Council member Oliver said he appreciated “all input received” from the union but that they have the responsibility to make sure the city is fiscally sound. He pointed out that the ongoing fiscal pain is not limited to Lathrop alone, that it’s even worse in some cities such as Stockton which laid off 100 people, and Manteca which lost 44 positions.

Council member Christopher Mateo somberly stated that he was pinning his hope on the city manager to continue efforts to minimize the job bloodletting in the employee roster.

“I have faith in our city (workers) and I have full faith in our city manager,” he said.

Vice Mayor Martha Salcedo did not offer any comments prior to the vote.

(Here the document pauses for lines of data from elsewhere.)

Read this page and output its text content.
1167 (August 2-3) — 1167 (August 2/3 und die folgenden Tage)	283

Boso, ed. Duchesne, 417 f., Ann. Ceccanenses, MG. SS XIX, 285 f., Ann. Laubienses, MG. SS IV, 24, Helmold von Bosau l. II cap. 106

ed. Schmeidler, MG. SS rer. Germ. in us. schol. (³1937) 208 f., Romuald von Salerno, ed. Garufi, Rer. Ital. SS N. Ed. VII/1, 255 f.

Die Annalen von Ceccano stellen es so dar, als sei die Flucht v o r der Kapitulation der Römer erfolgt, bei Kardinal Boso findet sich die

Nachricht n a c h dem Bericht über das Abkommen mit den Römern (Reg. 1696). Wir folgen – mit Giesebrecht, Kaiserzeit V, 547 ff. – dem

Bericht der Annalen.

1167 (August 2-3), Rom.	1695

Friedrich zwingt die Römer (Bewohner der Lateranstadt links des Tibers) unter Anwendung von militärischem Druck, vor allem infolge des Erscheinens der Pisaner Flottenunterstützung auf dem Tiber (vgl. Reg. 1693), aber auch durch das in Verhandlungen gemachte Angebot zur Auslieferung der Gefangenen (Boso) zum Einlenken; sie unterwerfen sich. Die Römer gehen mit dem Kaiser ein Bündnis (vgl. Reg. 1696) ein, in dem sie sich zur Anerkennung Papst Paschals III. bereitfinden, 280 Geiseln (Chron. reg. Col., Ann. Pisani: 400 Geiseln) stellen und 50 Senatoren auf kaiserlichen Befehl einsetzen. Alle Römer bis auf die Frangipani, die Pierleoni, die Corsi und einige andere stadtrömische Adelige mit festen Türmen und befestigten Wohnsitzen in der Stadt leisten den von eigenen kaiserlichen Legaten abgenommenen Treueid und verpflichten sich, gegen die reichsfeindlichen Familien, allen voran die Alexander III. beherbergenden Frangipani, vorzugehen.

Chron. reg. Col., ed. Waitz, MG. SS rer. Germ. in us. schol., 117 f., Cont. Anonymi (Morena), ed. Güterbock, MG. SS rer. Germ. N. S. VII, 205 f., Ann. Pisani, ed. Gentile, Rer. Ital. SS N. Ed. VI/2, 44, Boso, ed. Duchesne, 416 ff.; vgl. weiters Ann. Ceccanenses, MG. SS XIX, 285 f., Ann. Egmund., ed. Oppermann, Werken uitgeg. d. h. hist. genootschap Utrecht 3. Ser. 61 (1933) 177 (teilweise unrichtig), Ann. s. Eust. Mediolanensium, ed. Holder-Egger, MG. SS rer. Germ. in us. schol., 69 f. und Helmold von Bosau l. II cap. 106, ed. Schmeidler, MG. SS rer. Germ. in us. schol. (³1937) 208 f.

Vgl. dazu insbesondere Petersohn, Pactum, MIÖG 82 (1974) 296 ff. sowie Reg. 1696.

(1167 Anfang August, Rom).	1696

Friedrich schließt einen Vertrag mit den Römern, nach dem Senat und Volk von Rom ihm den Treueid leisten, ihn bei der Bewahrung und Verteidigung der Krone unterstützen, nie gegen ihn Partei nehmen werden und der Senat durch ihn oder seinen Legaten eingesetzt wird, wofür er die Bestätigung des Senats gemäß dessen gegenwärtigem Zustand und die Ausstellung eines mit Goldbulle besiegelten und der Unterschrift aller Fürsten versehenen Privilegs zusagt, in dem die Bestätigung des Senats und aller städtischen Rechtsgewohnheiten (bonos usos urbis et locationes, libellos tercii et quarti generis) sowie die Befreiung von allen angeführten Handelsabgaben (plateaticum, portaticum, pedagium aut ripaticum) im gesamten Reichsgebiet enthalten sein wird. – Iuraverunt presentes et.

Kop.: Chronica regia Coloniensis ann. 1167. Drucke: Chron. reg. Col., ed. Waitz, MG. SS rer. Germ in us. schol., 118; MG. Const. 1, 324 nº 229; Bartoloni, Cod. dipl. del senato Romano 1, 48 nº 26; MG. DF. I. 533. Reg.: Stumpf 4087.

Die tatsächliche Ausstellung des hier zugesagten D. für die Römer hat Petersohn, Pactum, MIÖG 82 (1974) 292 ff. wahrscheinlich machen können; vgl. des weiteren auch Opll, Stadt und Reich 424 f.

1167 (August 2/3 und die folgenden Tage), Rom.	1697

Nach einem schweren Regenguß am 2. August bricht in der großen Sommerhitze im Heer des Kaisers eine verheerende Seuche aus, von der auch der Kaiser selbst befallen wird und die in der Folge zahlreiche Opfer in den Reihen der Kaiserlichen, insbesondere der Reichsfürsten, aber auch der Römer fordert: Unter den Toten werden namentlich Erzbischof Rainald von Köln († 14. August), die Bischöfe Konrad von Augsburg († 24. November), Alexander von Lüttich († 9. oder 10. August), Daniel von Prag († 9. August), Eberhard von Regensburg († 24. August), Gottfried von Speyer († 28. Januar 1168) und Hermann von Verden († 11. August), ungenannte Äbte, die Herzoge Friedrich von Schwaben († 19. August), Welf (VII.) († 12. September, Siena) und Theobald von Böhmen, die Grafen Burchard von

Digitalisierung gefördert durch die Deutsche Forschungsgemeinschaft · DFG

In response to the union’s charges of inequality with respect to the unequal number of union and non-union members laid off, staff repeated what they have already pointed out before that they looked at the monetary value of the layoffs which, “on a person-to-person basis,” was virtually equal. According to figures crunched by the finance department, the layoffs will save the city a total of $1.3 million annually with savings from union members amounting to $0.66 million and $0.68 from non-union positions.

Still, there’s $1.2 million in deficit that the city needs to whittle down. That will be the object of Phase 2.

Despite the disappointing news on Saturday, Pulido said, “We’ll continue to work with management to work with the deficit.”

In the meantime, he and Lucas said the union is planning to hold a fund-raiser to help the union members who are losing their jobs, including a young maintenance worker in Parks and Recreation whose wife is expecting their first child in January.

Assistance being provided by the city to the laid off employees include a 25-day severance pay and extending their COBRA (health insurance) coverage with the city paying 65 percent of it for one year, or having it paid by the city 100 percent for six months plus another three months at 65 percent.